Kilpatrick’s conclusion is to restructure the Cardinal electors by forced resignations, and that could be why the gay abuse issue in particular is becoming ever more persistent, in the shadow of a summit which seems reluctant even to address the reality of the matter. The author concludes: “Forced resignations are the most efficient and permanent way of removing some very bad actors from powerful positions.  An added and obvious benefit is that it also removes their ability to vote in the next conclave”. Unfortunately, each “forced” resignation will probably be fought, dragging out the process and creating more animus. How bad does it have to be for a resignation to be forced, and who will decide? The camerlengo?

Might other issues also be considered?

Almost any scenario can’t be directly administered (hence the importance of the camerlengo) ‘by the book’. It is going to need interpretation or tweaks, so it’s worth putting other ideas “on the table,” some not considered in the Kilpatrick article in The Catholic Thing. Enough attention has been given since election of Pope Francis to realize that there was manipulation before and during the conclave according to public testimony by Cardinal Danneels of Belgium in the plotting by the St. Gallen Mafia, which included  Cardinal Walter Kasper who had no hesitation in immediately pressing his agenda after the election of Pope Francis. It even looked like “payoff” on many levels as the current papacy moved to more ‘progressive’ or ambiguous positions, leading to confusion. The symbolism of the lightning strike at St. Peter’s Basilica, the bragging by Danneels and others about their influence, all lead to a perception of manipulation which should be much more diligently investigated. It would be likely, given such choosing of sides, for that very group to have been the source of pressure against Pope Benedict for his resignation, again which would be illegal.

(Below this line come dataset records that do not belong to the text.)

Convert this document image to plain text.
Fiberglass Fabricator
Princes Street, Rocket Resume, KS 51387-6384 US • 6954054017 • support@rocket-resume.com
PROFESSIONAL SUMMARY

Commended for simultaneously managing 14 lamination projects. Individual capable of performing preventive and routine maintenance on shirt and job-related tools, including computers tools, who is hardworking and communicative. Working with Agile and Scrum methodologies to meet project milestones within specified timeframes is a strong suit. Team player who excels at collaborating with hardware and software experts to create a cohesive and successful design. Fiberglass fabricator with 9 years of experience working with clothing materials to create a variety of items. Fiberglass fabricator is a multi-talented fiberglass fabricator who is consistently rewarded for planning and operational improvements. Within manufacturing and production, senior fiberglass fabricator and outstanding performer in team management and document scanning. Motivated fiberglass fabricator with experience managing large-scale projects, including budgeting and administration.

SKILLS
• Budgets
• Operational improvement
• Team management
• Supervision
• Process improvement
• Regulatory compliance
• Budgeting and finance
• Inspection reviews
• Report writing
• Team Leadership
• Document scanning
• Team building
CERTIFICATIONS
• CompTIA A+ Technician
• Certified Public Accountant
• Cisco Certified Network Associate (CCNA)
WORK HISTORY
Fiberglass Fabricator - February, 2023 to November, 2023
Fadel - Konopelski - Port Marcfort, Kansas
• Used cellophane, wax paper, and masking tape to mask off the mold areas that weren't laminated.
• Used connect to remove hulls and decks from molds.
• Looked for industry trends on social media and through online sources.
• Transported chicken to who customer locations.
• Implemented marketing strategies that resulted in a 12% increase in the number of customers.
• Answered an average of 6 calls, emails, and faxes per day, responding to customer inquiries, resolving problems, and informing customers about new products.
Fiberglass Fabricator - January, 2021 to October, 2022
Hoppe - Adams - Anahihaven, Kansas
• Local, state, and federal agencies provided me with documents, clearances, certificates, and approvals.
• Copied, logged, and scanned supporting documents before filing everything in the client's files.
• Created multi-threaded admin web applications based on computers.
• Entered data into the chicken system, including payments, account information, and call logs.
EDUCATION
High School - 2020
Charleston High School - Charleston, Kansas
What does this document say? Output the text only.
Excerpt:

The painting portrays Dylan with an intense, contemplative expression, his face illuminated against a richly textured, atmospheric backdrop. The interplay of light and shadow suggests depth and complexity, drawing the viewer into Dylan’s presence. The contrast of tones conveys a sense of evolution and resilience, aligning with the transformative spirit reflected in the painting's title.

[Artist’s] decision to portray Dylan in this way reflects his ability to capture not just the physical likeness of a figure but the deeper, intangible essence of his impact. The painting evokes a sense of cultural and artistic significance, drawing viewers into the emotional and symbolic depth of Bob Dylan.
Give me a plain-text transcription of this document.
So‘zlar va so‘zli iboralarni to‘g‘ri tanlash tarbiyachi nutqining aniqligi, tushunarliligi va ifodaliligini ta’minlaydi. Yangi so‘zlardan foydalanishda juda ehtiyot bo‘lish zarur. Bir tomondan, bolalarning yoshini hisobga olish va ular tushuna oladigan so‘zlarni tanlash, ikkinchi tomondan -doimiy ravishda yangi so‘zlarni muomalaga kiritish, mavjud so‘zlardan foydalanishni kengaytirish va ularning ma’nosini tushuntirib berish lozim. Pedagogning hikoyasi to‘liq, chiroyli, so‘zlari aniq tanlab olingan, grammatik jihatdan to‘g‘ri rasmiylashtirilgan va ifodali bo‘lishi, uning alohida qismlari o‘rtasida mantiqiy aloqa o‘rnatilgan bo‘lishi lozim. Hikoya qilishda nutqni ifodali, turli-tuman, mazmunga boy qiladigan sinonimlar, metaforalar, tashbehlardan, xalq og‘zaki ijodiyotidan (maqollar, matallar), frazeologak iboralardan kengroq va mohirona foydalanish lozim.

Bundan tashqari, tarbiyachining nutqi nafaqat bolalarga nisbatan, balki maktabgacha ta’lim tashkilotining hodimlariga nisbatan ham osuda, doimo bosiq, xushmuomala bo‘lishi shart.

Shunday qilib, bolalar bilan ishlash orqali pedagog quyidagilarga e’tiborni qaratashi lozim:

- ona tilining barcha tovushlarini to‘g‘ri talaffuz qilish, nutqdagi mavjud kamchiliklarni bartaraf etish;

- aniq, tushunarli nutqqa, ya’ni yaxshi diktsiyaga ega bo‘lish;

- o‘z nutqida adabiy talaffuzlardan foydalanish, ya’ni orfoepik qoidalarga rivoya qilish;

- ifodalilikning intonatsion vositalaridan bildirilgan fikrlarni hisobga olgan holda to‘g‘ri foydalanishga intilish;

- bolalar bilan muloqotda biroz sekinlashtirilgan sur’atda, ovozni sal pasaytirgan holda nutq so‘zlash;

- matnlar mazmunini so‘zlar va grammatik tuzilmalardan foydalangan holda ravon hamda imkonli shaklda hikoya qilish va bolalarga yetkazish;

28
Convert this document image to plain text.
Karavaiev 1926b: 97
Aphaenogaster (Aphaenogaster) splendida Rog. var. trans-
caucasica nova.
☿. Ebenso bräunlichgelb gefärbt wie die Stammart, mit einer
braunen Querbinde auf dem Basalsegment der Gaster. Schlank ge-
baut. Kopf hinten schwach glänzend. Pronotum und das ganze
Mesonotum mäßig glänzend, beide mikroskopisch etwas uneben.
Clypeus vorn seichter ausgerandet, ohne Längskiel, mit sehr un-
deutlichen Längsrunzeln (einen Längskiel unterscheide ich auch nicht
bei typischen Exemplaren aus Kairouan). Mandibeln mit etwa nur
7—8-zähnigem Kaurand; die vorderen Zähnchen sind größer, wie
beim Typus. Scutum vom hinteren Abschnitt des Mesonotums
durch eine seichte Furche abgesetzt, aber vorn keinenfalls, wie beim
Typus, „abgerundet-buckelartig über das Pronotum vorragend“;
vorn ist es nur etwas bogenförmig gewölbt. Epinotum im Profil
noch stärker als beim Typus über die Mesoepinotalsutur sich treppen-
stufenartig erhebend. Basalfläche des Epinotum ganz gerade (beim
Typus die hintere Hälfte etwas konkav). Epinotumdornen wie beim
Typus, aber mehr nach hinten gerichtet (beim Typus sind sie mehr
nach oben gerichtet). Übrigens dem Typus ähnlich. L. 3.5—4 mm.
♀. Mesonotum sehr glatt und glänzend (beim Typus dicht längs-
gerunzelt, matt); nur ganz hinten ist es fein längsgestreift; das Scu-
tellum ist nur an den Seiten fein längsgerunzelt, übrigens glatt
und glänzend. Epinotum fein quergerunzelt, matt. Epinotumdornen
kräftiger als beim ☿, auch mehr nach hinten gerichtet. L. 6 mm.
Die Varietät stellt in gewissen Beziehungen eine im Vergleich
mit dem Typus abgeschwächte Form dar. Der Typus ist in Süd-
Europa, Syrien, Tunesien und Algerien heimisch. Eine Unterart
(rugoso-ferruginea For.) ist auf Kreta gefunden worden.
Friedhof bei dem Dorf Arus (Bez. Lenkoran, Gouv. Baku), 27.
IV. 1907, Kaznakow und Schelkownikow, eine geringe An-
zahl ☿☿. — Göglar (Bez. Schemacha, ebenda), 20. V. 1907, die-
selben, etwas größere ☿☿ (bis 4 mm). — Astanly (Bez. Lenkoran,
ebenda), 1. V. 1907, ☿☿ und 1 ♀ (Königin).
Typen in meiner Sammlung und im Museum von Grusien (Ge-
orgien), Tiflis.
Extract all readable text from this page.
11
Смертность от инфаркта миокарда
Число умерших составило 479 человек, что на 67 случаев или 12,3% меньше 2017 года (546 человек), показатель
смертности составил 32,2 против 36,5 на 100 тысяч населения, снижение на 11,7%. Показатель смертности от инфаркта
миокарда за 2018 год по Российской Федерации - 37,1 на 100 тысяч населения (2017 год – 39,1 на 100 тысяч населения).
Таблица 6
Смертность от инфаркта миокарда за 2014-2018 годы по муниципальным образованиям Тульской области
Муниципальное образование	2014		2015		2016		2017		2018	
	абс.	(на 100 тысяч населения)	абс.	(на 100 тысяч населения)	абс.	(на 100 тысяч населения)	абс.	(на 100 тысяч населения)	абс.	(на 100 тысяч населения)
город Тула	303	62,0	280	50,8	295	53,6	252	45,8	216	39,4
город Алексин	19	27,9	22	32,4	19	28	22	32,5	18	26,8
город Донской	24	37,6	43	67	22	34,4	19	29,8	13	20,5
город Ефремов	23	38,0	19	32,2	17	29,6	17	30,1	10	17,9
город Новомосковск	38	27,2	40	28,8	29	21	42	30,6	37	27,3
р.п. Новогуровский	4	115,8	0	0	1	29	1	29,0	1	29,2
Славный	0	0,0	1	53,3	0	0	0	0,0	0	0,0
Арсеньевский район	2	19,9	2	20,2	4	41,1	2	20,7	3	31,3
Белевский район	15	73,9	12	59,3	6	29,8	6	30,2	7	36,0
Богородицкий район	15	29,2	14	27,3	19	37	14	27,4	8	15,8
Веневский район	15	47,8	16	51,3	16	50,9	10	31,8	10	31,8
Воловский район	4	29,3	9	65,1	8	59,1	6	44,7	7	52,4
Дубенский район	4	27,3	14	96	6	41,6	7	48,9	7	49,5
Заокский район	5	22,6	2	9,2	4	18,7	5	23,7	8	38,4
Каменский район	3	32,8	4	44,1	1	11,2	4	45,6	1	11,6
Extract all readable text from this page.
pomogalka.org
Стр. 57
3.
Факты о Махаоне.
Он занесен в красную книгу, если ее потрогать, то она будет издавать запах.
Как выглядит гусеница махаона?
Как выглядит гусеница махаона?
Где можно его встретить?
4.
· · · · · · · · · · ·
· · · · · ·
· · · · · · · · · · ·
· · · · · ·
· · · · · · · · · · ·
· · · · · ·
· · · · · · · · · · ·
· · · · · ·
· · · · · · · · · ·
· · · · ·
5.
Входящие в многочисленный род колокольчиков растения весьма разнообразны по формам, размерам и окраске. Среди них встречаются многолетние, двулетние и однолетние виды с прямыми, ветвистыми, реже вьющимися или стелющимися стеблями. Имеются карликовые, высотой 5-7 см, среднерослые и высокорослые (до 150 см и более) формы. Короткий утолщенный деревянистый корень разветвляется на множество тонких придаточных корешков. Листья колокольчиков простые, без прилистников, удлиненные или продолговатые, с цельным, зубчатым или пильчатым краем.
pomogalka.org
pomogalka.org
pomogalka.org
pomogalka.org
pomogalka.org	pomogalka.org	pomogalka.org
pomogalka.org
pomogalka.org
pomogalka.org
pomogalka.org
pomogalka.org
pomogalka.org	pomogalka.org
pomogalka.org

The question which deserves to be addressed is whether or not a fraud was perpetrated on the Church and its Faithful during the election process and, if so, what impact should that have on the next transition, and even on “reconstruction” during and following a transition. It appears that nothing has been done to correct or punish those who acknowledge their participation in a fraud. How can a new conclave convene without addressing such issues or, for such matter, including any Cardinals who today refuse to use their powers to excommunicate Catholic legislators and governors who support infanticide, or those who are found to have covered up clerical abuse?